Tränen stiegen ihr in die Augen, und sie ließ ihnen freien Lauf. Sie vertraute ganz darauf, dass sie in Sicherheit war -  zumindest im Augenblick. Dantes starke Arme lagen beschirmend um sie. Seine sanft gemurmelten Worte waren eine Stütze, die sie mehr benötigte, als sie je für möglich gehalten hätte.

„Du hast nichts Schlechtes getan, Tess. Dieser menschliche Abschaum hatte keinerlei Recht auf das Leben, das er führte. Du hast Gerechtigkeit geübt -  nach deinen eigenen Möglichkeiten, aber es war Gerechtigkeit. Zweifle nie daran.“

„Du denkst nicht, dass ich eine Art … Monster bin? Kaum besser als er, da ich ihn umgebracht habe, kaltblütig und bewusst?“

„Niemals.“ Dante hob ihr Kinn mit seiner Hand und sah sie an. „Ich finde, dass du mutig bist, Tess. Ein rächender Engel, so sehe ich dich.“

„Ich bin eine Missgeburt.“

„Nein, Tess. Nein.“ Er küsste sie zärtlich. „Du bist erstaunlich.“

„Ich bin ein Feigling. Ich laufe immer weg, genau wie du gesagt hast. Es stimmt. Ich habe Angst und laufe so lange und so weit, dass ich nicht sicher bin, ob ich jemals wieder anhalten kann.“

„Dann lauf zu mir.“ Dantes Blick war ernst, als er ihr fest in die Augen sah. „Ich weiß alles über Angst, Tess. Sie steckt auch tief in mir. Dieser ,Krampfanfall‘, den ich in deiner Klinik hatte, war kein medizinisches Leiden, nicht im Entferntesten.“

„Was war es dann?“

„Der Tod“, entgegnete er dunkel. „Schon solange ich denken kann, habe ich diese Attacken -  diese Visionen. Es sind die letzten Minuten meines Lebens. Es ist höllisch und kaum vorstellbar, aber ich kann es sehen, als würde es wirklich passieren.

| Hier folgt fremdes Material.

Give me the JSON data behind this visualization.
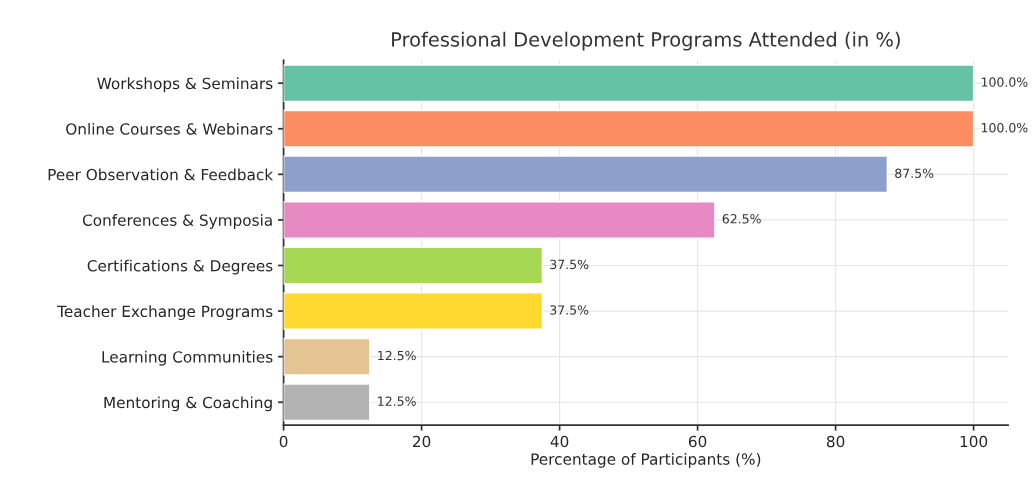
{
  "chart_data": {
    "type": "bar",
    "orientation": "horizontal",
    "title": "Professional Development Programs Attended (in %)",
    "xlabel": "Percentage of Participants (%)",
    "categories": [
      "Workshops & Seminars",
      "Online Courses & Webinars",
      "Peer Observation & Feedback",
      "Conferences & Symposia",
      "Certifications & Degrees",
      "Teacher Exchange Programs",
      "Learning Communities",
      "Mentoring & Coaching"
    ],
    "values": [
      100,
      100,
      87.5,
      62.5,
      37.5,
      37.5,
      12.5,
      12.5
    ],
    "colors": [
      "#66c2a5",
      "#fc8d62",
      "#8da0cb",
      "#e78ac3",
      "#a6d854",
      "#ffd92f",
      "#e5c494",
      "#b3b3b3"
    ],
    "value_labels": [
      "100.0%",
      "100.0%",
      "87.5%",
      "62.5%",
      "37.5%",
      "37.5%",
      "12.5%",
      "12.5%"
    ],
    "xlim": [
      0,
      105
    ],
    "xticks": [
      0,
      20,
      40,
      60,
      80,
      100
    ],
    "grid": true
  }
}
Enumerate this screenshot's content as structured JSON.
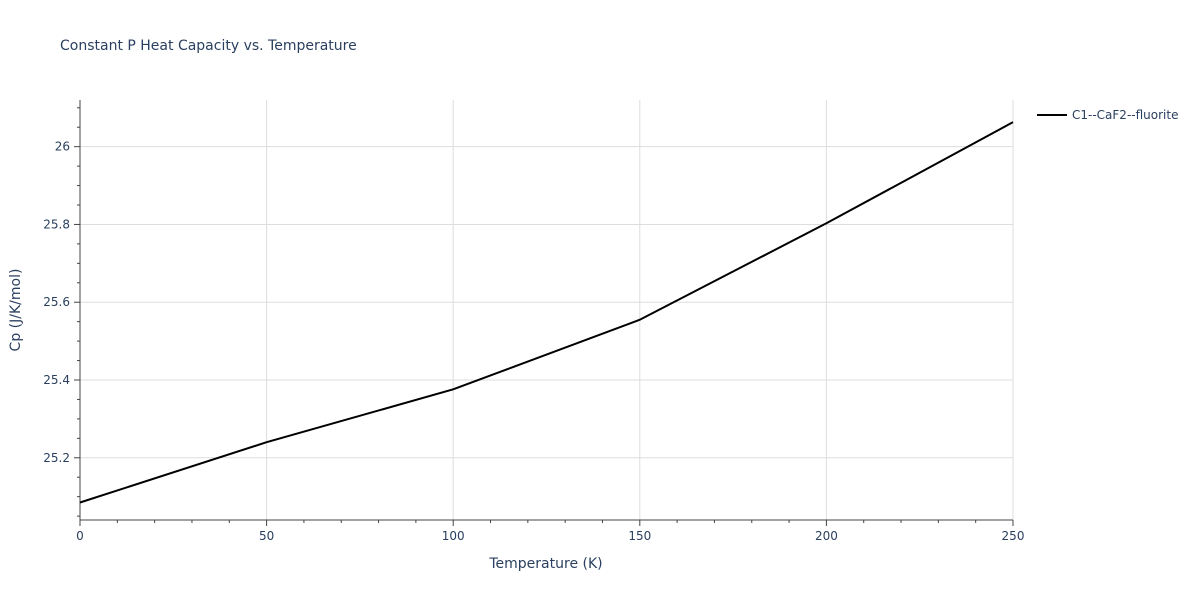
{
  "chart_data": {
    "type": "line",
    "title": "Constant P Heat Capacity vs. Temperature",
    "xlabel": "Temperature (K)",
    "ylabel": "Cp (J/K/mol)",
    "xlim": [
      0,
      250
    ],
    "ylim": [
      25.04,
      26.12
    ],
    "x_ticks": [
      0,
      50,
      100,
      150,
      200,
      250
    ],
    "x_tick_labels": [
      "0",
      "50",
      "100",
      "150",
      "200",
      "250"
    ],
    "y_ticks": [
      25.2,
      25.4,
      25.6,
      25.8,
      26.0
    ],
    "y_tick_labels": [
      "25.2",
      "25.4",
      "25.6",
      "25.8",
      "26"
    ],
    "grid": true,
    "legend_position": "top-right outside",
    "series": [
      {
        "name": "C1--CaF2--fluorite",
        "color": "#000000",
        "x": [
          0,
          50,
          100,
          150,
          200,
          250
        ],
        "y": [
          25.085,
          25.24,
          25.376,
          25.555,
          25.803,
          26.063
        ]
      }
    ]
  }
}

Ich fühle es, Tess. Das ist mein Schicksal.“

„Das verstehe ich nicht. Wie kannst du dir da so sicher sein?“

Sein Lächeln kam schief und ironisch. „Ich bin sicher. Meine Mutter hatte ähnliche Visionen von ihrem Tod und auch vom Tod meines Vaters. Und bei beiden trat der Tod exakt so ein, wie es ihr in ihren Visionen vorher erschienen war. Sie konnte es weder ändern noch abwenden. Also versuche ich, meinem Ende davonzurennen. Ich laufe schon mein Leben lang davor weg. Ich habe mich immer isoliert, mich gegen alles abgeschirmt, was mir Lust machen könnte, langsamer zu werden und wirklich zu leben. Ich habe mir nie Gefühle erlaubt.“

„Gefühle sind gefährlich“, murmelte Tess. Auch wenn sie sich nicht wirklich ausmalen konnte, welchen Schmerz Dante mit sich herumtrug, empfand sie, dass eine Art Verwandtschaft zwischen ihnen wuchs. Beide allein, beide verloren in ihren Welten. „Ich möchte nichts für dich empfinden, Dante.“

„Ach, Tess. Ich will auch nichts für dich empfinden.“

Er hielt ihrem Blick stand, und seine Lippen legten sich auf ihre. Sein Kuss war süß, zärtlich und ein wenig andächtig. Er riss all ihre Mauern ein, die Ziegelsteine ihrer Vergangenheit und ihrer Qual stürzten ins Nichts und ließen sie nackt und bloß zurück, unfähig, sich vor ihm zu verbergen. Tess erwiderte seinen Kuss und wollte mehr. Sie fror bis auf die Knochen, und sie brauchte alle Wärme, die er ihr geben konnte.